PARIS- C’est le résultat d’une investigation exclusive menée avec tact pendant un peu plus d’un an par Africaguinee.com. Après la publication du retentissant documentaire intitulée « sur les traces de l’artiste Baldé Sadio », votre quotidien électronique s’est lancé dans une autre aventure de recherche passionnante : Qu’est devenue la tombe de l’enfant de Bhoundou Teli Daande Kommba ?
Sur les traces de l’artiste Bah Sadio (Acte 3)
Ces mois d’investigation ont abouti à une découverte de taille et qui va certainement contribuer à aider les autorités guinéennes à rapatrier le corps de l’auteur du tube « Jeere-Leele », tel que souhaitée par sa famille restée en Guinée. La sépulture de Mamadou Sadio Bah, connu sous le nom de Baldé Sadio a été retrouvée « intacte » au cimetière parisien de Thiais, près d’un demi siècle après son décès.

C’est à Paris la capitale de la République française où nous avons lancé des recherches directes. Grâce à des personnes interposées, une nouvelle étonnante mais rassurante surgit. Bien que la tombe soit forclose depuis 1984, la partie qui a accueilli la dépouille de Bah Sadio n’a pas été touchée. L’administration du cimetière de Thiais a fourni à Africaguinee.com des attestations de l’existence de la tombe de l’artiste avec toutes les références. Aucun doute ne subsiste désormais sur sa sépulture.
Mamadou Sadio Bah, mort des suites d’opération d’une cirrhose de foie le lundi 25 octobre 1976, inhumé le vendredi 29 du même mois repose à la Division 74, tombe 54 de la ligne 21 du cimetière parisien de Thiais avec comme numéro de sépulture THI 02796 TP 1976.

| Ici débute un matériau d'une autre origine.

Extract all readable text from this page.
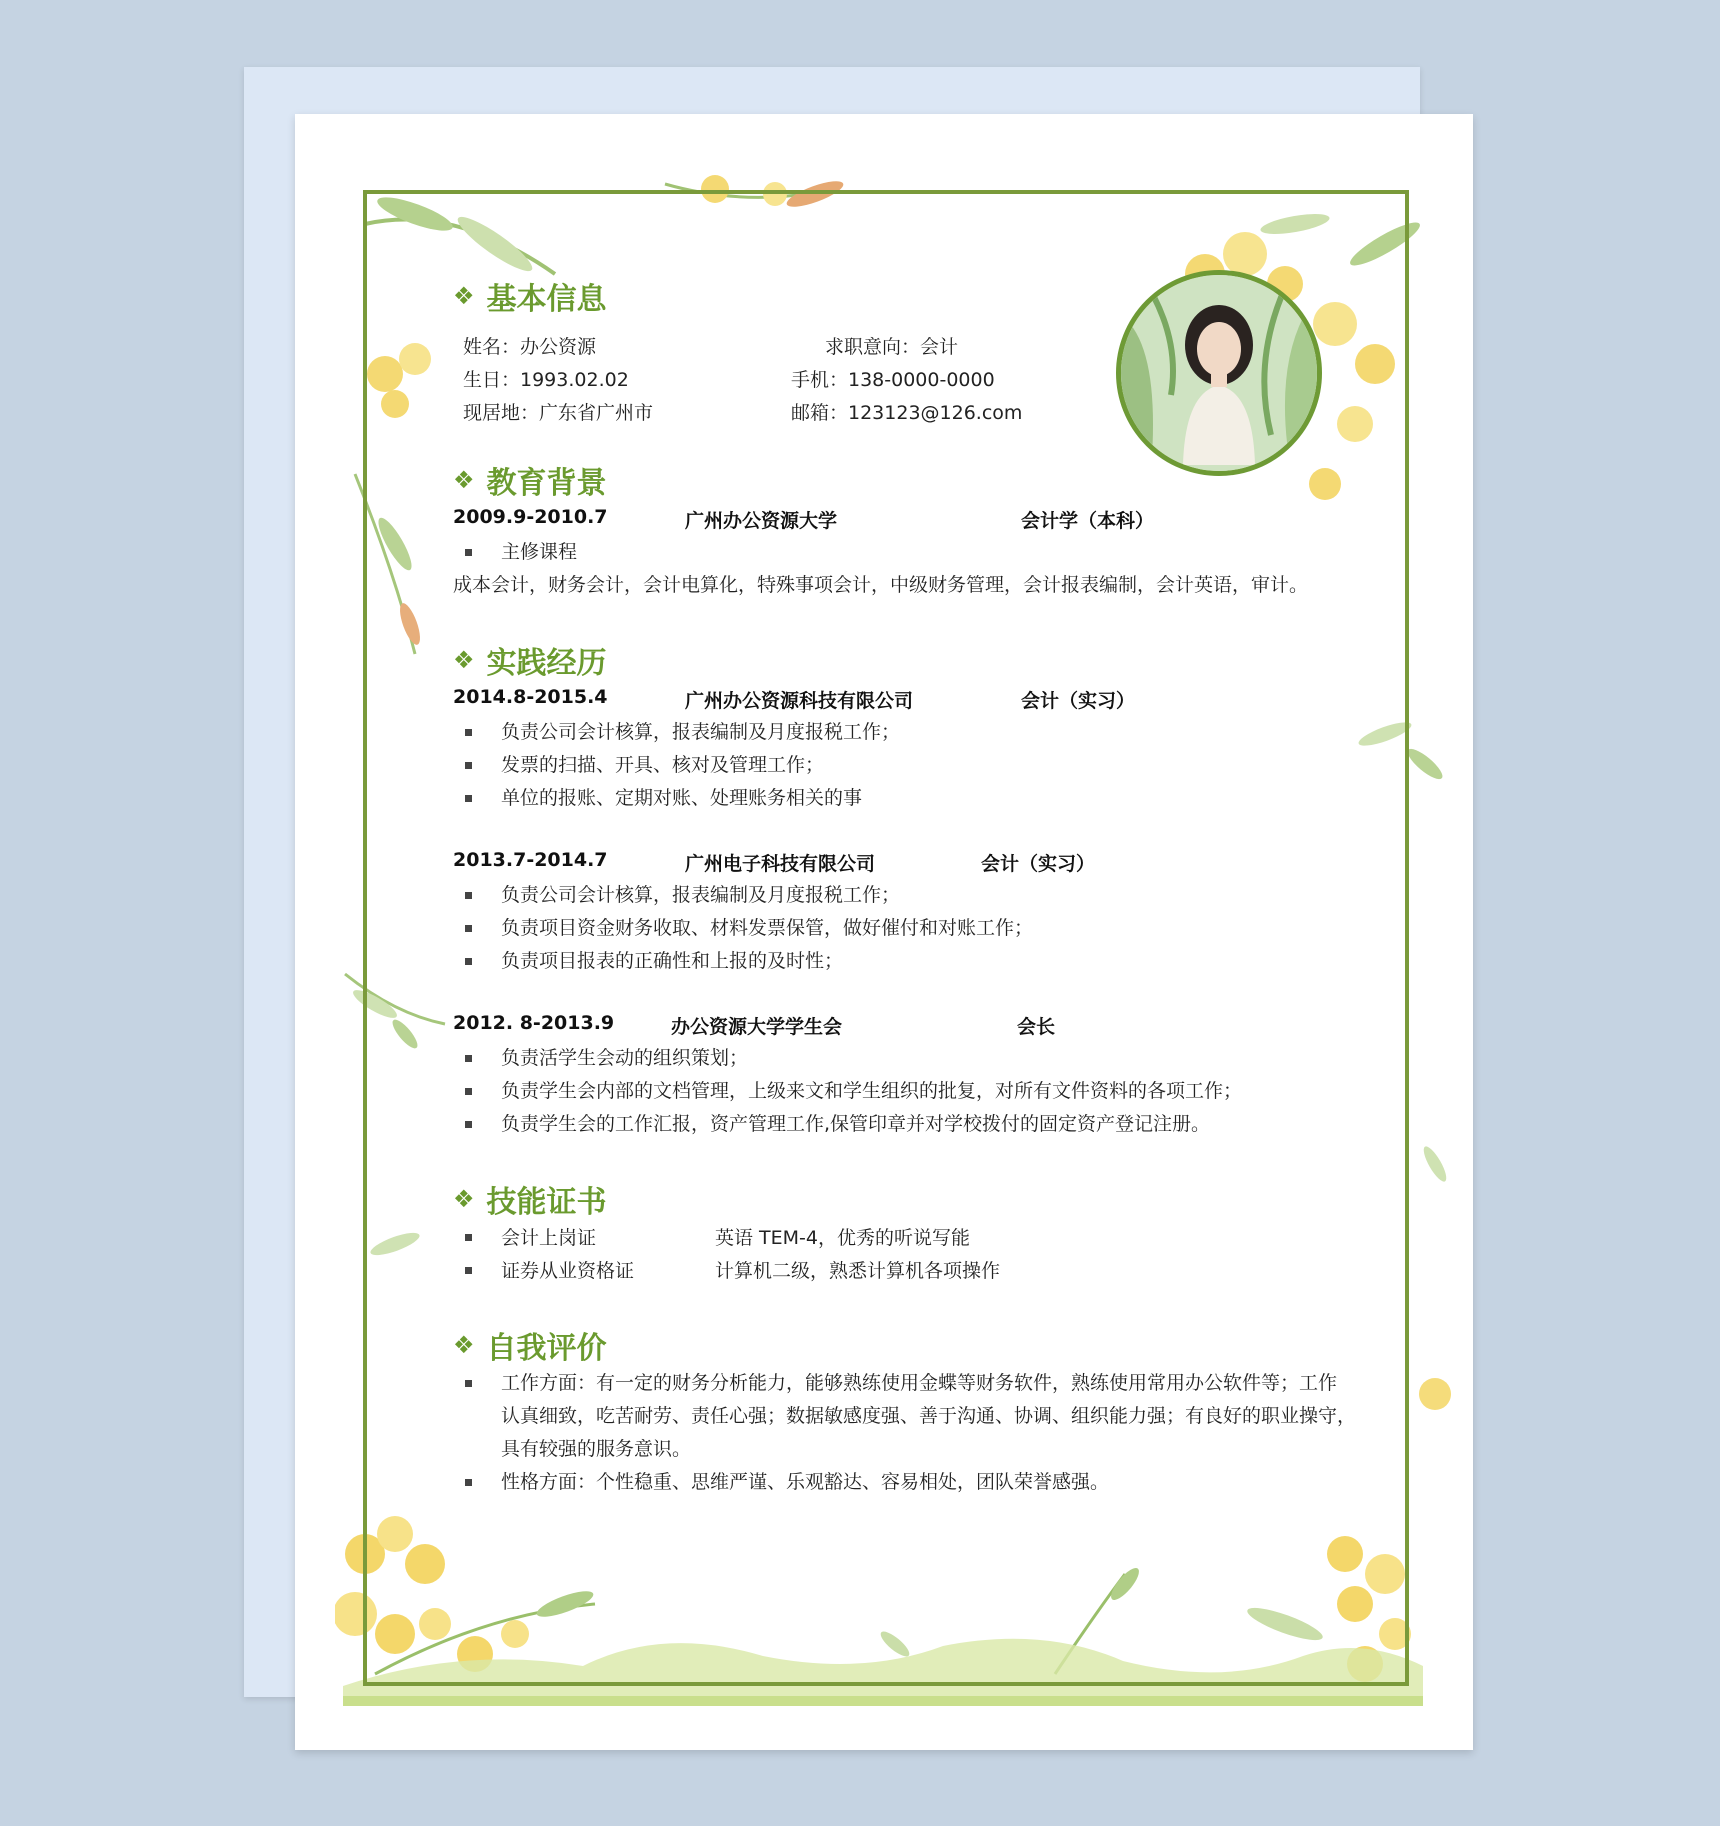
❖ 基本信息
姓名：办公资源	求职意向：会计
生日：1993.02.02	手机：138-0000-0000
现居地：广东省广州市	邮箱：123123@126.com
❖ 教育背景
2009.9-2010.7	广州办公资源大学	会计学（本科）
主修课程
成本会计，财务会计，会计电算化，特殊事项会计，中级财务管理，会计报表编制，会计英语，审计。
❖ 实践经历
2014.8-2015.4	广州办公资源科技有限公司	会计（实习）
负责公司会计核算，报表编制及月度报税工作；
发票的扫描、开具、核对及管理工作；
单位的报账、定期对账、处理账务相关的事
2013.7-2014.7	广州电子科技有限公司	会计（实习）
负责公司会计核算，报表编制及月度报税工作；
负责项目资金财务收取、材料发票保管，做好催付和对账工作；
负责项目报表的正确性和上报的及时性；
2012. 8-2013.9	办公资源大学学生会	会长
负责活学生会动的组织策划；
负责学生会内部的文档管理，上级来文和学生组织的批复，对所有文件资料的各项工作；
负责学生会的工作汇报，资产管理工作,保管印章并对学校拨付的固定资产登记注册。
❖ 技能证书
会计上岗证	英语 TEM-4，优秀的听说写能
证券从业资格证	计算机二级，熟悉计算机各项操作
❖ 自我评价
工作方面：有一定的财务分析能力，能够熟练使用金蝶等财务软件，熟练使用常用办公软件等；工作
认真细致，吃苦耐劳、责任心强；数据敏感度强、善于沟通、协调、组织能力强；有良好的职业操守，
具有较强的服务意识。
性格方面：个性稳重、思维严谨、乐观豁达、容易相处，团队荣誉感强。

Avec ses 103 hectares répartis sur 130 divisions, le cimetière parisien de Thiais est le deuxième plus vaste parmi les 20 cimetières de la Ville de Paris, après celui de Pantin. C’est aussi le plus récent puisqu’il a ouvert ses portes en octobre 1929. Environ 115 000 sépultures s’y trouvent, pour 150 000 concessions accordées. Elles sont regroupées dans 130 divisions. C’est là où repose l’enfant de Bhoundou Tély depuis près d’un demi siècle.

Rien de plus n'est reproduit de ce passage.